The human brain is finely tuned not only to recognize particular sounds, but also to determine which direction they came from. By comparing differences in sounds that reach the right and left ear, the brain can estimate the location of a barking dog, wailing fire engine, or approaching car.

MIT neuroscientists have now developed a computer model that can also perform that complex task. The model, which consists of several convolutional neural networks, not only performs the task as well as humans do, it also struggles in the same ways that humans do.

“We now have a model that can actually localize sounds in the real world,” says Josh McDermott, an associate professor of brain and cognitive sciences and a member of MIT’s McGovern Institute for Brain Research. “And when we treated the model like a human experimental participant and simulated this large set of experiments that people had tested humans on in the past, what we found over and over again is it the model recapitulates the results that you see in humans.”

Findings from the new study also suggest that humans’ ability to perceive location is adapted to the specific challenges of our environment, says McDermott, who is also a member of MIT’s Center for Brains, Minds, and Machines.

McDermott is the senior author of the paper, which appears today in Nature Human Behavior.
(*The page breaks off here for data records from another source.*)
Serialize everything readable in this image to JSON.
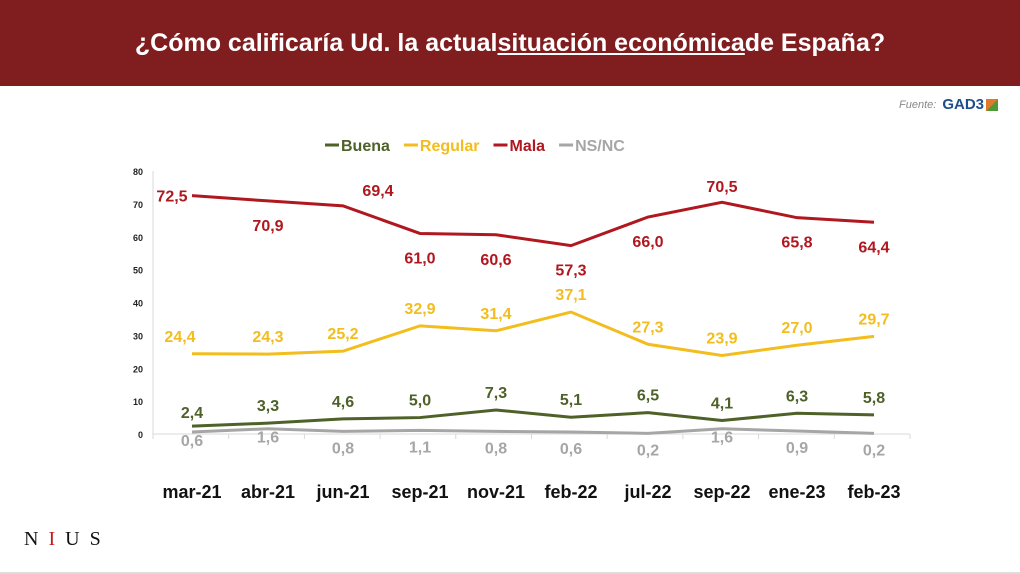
{
  "title": {
    "pre": "¿Cómo calificaría Ud. la actual ",
    "underlined": "situación económica ",
    "post": "de España?"
  },
  "source": {
    "label": "Fuente:",
    "logo": "GAD3"
  },
  "brand": {
    "n": "N",
    "i": "I",
    "us": "US"
  },
  "chart_data": {
    "type": "line",
    "categories": [
      "mar-21",
      "abr-21",
      "jun-21",
      "sep-21",
      "nov-21",
      "feb-22",
      "jul-22",
      "sep-22",
      "ene-23",
      "feb-23"
    ],
    "ylim": [
      0,
      80
    ],
    "yticks": [
      "0",
      "10",
      "20",
      "30",
      "40",
      "50",
      "60",
      "70",
      "80"
    ],
    "grid": false,
    "legend_position": "top",
    "series": [
      {
        "name": "Buena",
        "color": "#4e6128",
        "values": [
          2.4,
          3.3,
          4.6,
          5.0,
          7.3,
          5.1,
          6.5,
          4.1,
          6.3,
          5.8
        ],
        "labels": [
          "2,4",
          "3,3",
          "4,6",
          "5,0",
          "7,3",
          "5,1",
          "6,5",
          "4,1",
          "6,3",
          "5,8"
        ]
      },
      {
        "name": "Regular",
        "color": "#f2bd1d",
        "values": [
          24.4,
          24.3,
          25.2,
          32.9,
          31.4,
          37.1,
          27.3,
          23.9,
          27.0,
          29.7
        ],
        "labels": [
          "24,4",
          "24,3",
          "25,2",
          "32,9",
          "31,4",
          "37,1",
          "27,3",
          "23,9",
          "27,0",
          "29,7"
        ]
      },
      {
        "name": "Mala",
        "color": "#b0171f",
        "values": [
          72.5,
          70.9,
          69.4,
          61.0,
          60.6,
          57.3,
          66.0,
          70.5,
          65.8,
          64.4
        ],
        "labels": [
          "72,5",
          "70,9",
          "69,4",
          "61,0",
          "60,6",
          "57,3",
          "66,0",
          "70,5",
          "65,8",
          "64,4"
        ]
      },
      {
        "name": "NS/NC",
        "color": "#a6a6a6",
        "values": [
          0.6,
          1.6,
          0.8,
          1.1,
          0.8,
          0.6,
          0.2,
          1.6,
          0.9,
          0.2
        ],
        "labels": [
          "0,6",
          "1,6",
          "0,8",
          "1,1",
          "0,8",
          "0,6",
          "0,2",
          "1,6",
          "0,9",
          "0,2"
        ]
      }
    ]
  }
}
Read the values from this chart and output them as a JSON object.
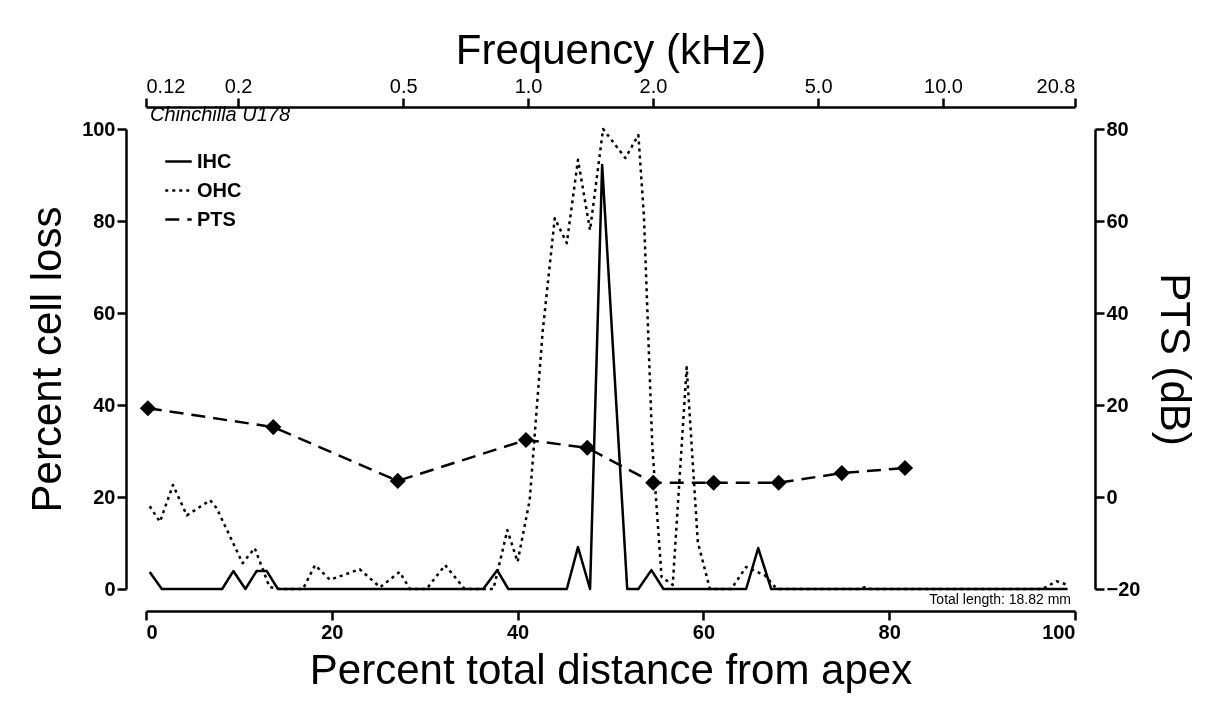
{
  "chart_data": {
    "type": "line",
    "xlabel": "Percent total distance from apex",
    "ylabel": "Percent cell loss",
    "y2label": "PTS (dB)",
    "x2label": "Frequency (kHz)",
    "xlim": [
      0,
      100
    ],
    "xticks": [
      0,
      20,
      40,
      60,
      80,
      100
    ],
    "ylim": [
      0,
      100
    ],
    "yticks": [
      0,
      20,
      40,
      60,
      80,
      100
    ],
    "y2lim": [
      -20,
      80
    ],
    "y2ticks": [
      -20,
      0,
      20,
      40,
      60,
      80
    ],
    "x2lim": [
      0.12,
      20.8
    ],
    "x2ticks": [
      0.12,
      0.2,
      0.5,
      {
        "value": 1,
        "label": "1.0"
      },
      {
        "value": 2,
        "label": "2.0"
      },
      {
        "value": 5,
        "label": "5.0"
      },
      {
        "value": 10,
        "label": "10.0"
      },
      20.8
    ],
    "log": "x2",
    "grid": false,
    "legend": "top left",
    "annotations": [
      "Chinchilla U178",
      "Total length:  18.82 mm"
    ],
    "series": [
      {
        "name": "IHC",
        "color": "#000000",
        "line_style": "solid",
        "marker": "none",
        "x": [
          0.4,
          1.7,
          8.2,
          9.4,
          10.7,
          11.9,
          13.0,
          14.2,
          36.3,
          37.8,
          39.0,
          45.3,
          46.5,
          47.8,
          49.1,
          51.8,
          53.0,
          54.4,
          55.7,
          64.6,
          65.9,
          67.3,
          99.2
        ],
        "values": [
          3.7,
          0,
          0,
          3.9,
          0,
          3.9,
          3.9,
          0,
          0,
          4.1,
          0,
          0,
          9.1,
          0,
          92.2,
          0,
          0,
          4.1,
          0,
          0,
          8.9,
          0,
          0
        ]
      },
      {
        "name": "OHC",
        "color": "#000000",
        "line_style": "dotted",
        "marker": "none",
        "x": [
          0.4,
          1.5,
          2.9,
          4.4,
          6.9,
          7.6,
          10.4,
          11.7,
          13.3,
          14.5,
          16.9,
          18.2,
          19.8,
          23.0,
          25.2,
          27.3,
          28.4,
          30.2,
          32.2,
          34.3,
          37.4,
          38.9,
          40.0,
          41.3,
          42.7,
          44.0,
          45.3,
          46.5,
          47.8,
          49.2,
          51.6,
          53.0,
          53.6,
          54.5,
          55.5,
          56.7,
          58.2,
          59.4,
          60.7,
          63.0,
          64.6,
          66.6,
          67.9,
          76.8,
          77.4,
          78.0,
          96.5,
          98.0,
          99.2
        ],
        "values": [
          18,
          14.6,
          22.6,
          16,
          19.3,
          17.6,
          5.6,
          8.9,
          0.4,
          0,
          0,
          5.2,
          2,
          4.3,
          0.4,
          3.7,
          0,
          0,
          5.2,
          0,
          0,
          12.8,
          5.9,
          19.3,
          56,
          80.6,
          75.2,
          93.3,
          78,
          100,
          93.7,
          98.7,
          81,
          31,
          2.6,
          0.9,
          48.2,
          10.2,
          0,
          0,
          4.8,
          3,
          0,
          0,
          0.4,
          0,
          0,
          1.7,
          0.9
        ]
      },
      {
        "name": "PTS",
        "color": "#000000",
        "line_style": "dashed",
        "marker": "diamond",
        "axis": "y2",
        "x": [
          0.2,
          13.7,
          27.1,
          40.9,
          47.5,
          54.6,
          61.1,
          68.1,
          74.9,
          81.7
        ],
        "values": [
          19.3,
          15.2,
          3.5,
          12.4,
          10.7,
          3.1,
          3.1,
          3.1,
          5.2,
          6.3
        ]
      }
    ]
  }
}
The paper’s lead author is MIT graduate student Andrew Francl.


When we hear a sound such as a train whistle, the sound waves reach our right and left ears at slightly different times and intensities, depending on what direction the sound is coming from. Parts of the midbrain are specialized to compare these slight differences to help estimate what direction the sound came from, a task also known as localization.

This task becomes markedly more difficult under real-world conditions — where the environment produces echoes and many sounds are heard at once.

Scientists have long sought to build computer models that can perform the same kind of calculations that the brain uses to localize sounds. These models sometimes work well in idealized settings with no background noise, but never in real-world environments, with their noises and echoes.

To develop a more sophisticated model of localization, the MIT team turned to convolutional neural networks. This kind of computer modeling has been used extensively to model the human visual system, and more recently, McDermott and other scientists have begun applying it to audition as well.

Convolutional neural networks can be designed with many different architectures, so to help them find the ones that would work best for localization, the MIT team used a supercomputer that allowed them to train and test about 1,500 different models. That search identified 10 that seemed the best-suited for localization, which the researchers further trained and used for all of their subsequent studies.

To train the models, the researchers created a virtual world in which they can control the size of the room and the reflection properties of the walls of the room. All of the sounds fed to the models originated from somewhere in one of these virtual rooms. The set of more than 400 training sounds included human voices, animal sounds, machine sounds such as car engines, and natural sounds such as thunder.

The researchers also ensured the model started with the same information provided by human ears. The outer ear, or pinna, has many folds that reflect sound, altering the frequencies that enter the ear, and these reflections vary depending on where the sound comes from. The researchers simulated this effect by running each sound through a specialized mathematical function before it went into the computer model.

“This allows us to give the model the same kind of information that a person would have,” Francl says.

After training the models, the researchers tested them in a real-world environment. They placed a mannequin with microphones in its ears in an actual room and played sounds from different directions, then fed those recordings into the models. The models performed very similarly to humans when asked to localize these sounds.

“Although the model was trained in a virtual world, when we evaluated it, it could localize sounds in the real world,” Francl says.